Cabinet of Surprises. During the next four years, Panama's 33rd President in 60 years will need all the fortitude he can muster. The country's treasury is $20 million in the red, unemployment is approaching 20% , and Panama's relations with the U.S. though certainly improved from last January are still delicate. Robles himself lacks a firm power base. He has no personal following, very little money. The middle-class candidate of a fragile coalition, he was primarily sponsored by outgoing President Roberto Chiari, who was widely criticized for his mishandling of the January riots.
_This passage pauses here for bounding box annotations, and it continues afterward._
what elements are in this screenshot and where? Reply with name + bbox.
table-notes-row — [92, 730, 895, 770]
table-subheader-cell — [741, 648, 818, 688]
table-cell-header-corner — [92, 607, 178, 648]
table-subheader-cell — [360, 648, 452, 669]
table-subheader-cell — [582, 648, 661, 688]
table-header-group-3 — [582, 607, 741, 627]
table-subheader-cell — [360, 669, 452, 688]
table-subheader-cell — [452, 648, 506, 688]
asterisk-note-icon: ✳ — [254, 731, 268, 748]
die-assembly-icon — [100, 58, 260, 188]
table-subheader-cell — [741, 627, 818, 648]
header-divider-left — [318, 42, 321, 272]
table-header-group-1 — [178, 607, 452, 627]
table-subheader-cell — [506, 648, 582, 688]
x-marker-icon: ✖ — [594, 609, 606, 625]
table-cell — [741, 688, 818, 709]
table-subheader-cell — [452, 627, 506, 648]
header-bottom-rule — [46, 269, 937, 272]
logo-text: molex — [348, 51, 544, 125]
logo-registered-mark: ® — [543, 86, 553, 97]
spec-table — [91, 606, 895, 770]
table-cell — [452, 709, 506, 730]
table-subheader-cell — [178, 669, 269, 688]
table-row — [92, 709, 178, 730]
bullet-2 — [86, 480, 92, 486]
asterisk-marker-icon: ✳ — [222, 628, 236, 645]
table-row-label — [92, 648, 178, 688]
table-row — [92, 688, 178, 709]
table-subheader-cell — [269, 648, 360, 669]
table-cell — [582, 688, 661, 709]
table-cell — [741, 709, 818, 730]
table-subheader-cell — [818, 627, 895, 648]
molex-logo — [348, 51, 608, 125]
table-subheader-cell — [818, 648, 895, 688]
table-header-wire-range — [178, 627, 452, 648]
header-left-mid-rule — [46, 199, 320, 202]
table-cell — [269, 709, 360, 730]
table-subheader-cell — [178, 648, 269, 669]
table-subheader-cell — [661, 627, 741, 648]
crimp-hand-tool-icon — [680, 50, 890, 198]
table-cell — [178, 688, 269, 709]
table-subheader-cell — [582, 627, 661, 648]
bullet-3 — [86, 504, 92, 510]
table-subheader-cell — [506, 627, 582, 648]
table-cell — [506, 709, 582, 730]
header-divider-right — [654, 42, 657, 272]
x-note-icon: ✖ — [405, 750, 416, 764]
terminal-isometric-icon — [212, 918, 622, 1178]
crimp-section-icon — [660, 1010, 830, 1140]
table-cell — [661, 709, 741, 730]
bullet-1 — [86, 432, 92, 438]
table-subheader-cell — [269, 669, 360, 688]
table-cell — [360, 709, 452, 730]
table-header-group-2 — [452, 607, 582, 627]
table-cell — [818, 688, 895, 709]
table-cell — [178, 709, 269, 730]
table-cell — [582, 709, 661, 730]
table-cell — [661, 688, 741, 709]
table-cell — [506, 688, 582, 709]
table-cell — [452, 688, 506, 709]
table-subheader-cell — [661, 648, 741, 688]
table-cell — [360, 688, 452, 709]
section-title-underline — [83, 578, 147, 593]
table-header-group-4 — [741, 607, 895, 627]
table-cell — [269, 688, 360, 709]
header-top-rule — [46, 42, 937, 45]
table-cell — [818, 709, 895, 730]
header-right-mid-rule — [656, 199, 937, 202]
Robles, for all his disadvantages, is known as an energetic politician, with a good record as Chiari's Minister of Government and Justice since 1960. When it comes to reforms, he seems to mean what he says.
Robles proved as much with his Cabinet appointments. Rather than dole out plums to party hacks, he picked competent administratorsmost of them nonpolitical, all antiCommunist. None was more surprising than Robles' young chief tax collector, Rodrigo Núñez, 28, a University of Chicago Ph.D. in economics who started work two months ago with a novel approach: he intends to collect the taxes that Panamanians have never paid. Núñez has started auditing the books of the country's 30 biggest companies, has instituted 138 lawsuits in Panama City alone. "Most un-Panamanian, un-Latin and unbelievable," gasped one critic.
Bid for Aid. With such fiscal reforms if he can keep them up, President Robles hopes to rebuild U.S. confidence in Panama and encourage the aid he needs to press on with Alianza programs expanding agriculture, building more schools, homes and roads. The first step in regaining U.S. confidence would be to settle the current canal treaty differences and agree on a plan for a new, sea-level canal to replace the 50-year-old lock system. Both sides privately describe the discussions as "excellent."
In Panama, well-intentioned Presidents seem always destined either for assassination, like General José Antonio Remón (1952-55) or simply to be broken, like Chiari. Robles' ambitious ideas are bound to annoy the country's far right, and his evident desire to get along with the U.S. is sure to enrage the ultranationalists and far leftists who still talk revolution. "I give us 18 months to get things rolling," says a Robles Cabinet minister. "If we have not car ried out our pledges by that time, the government will fall."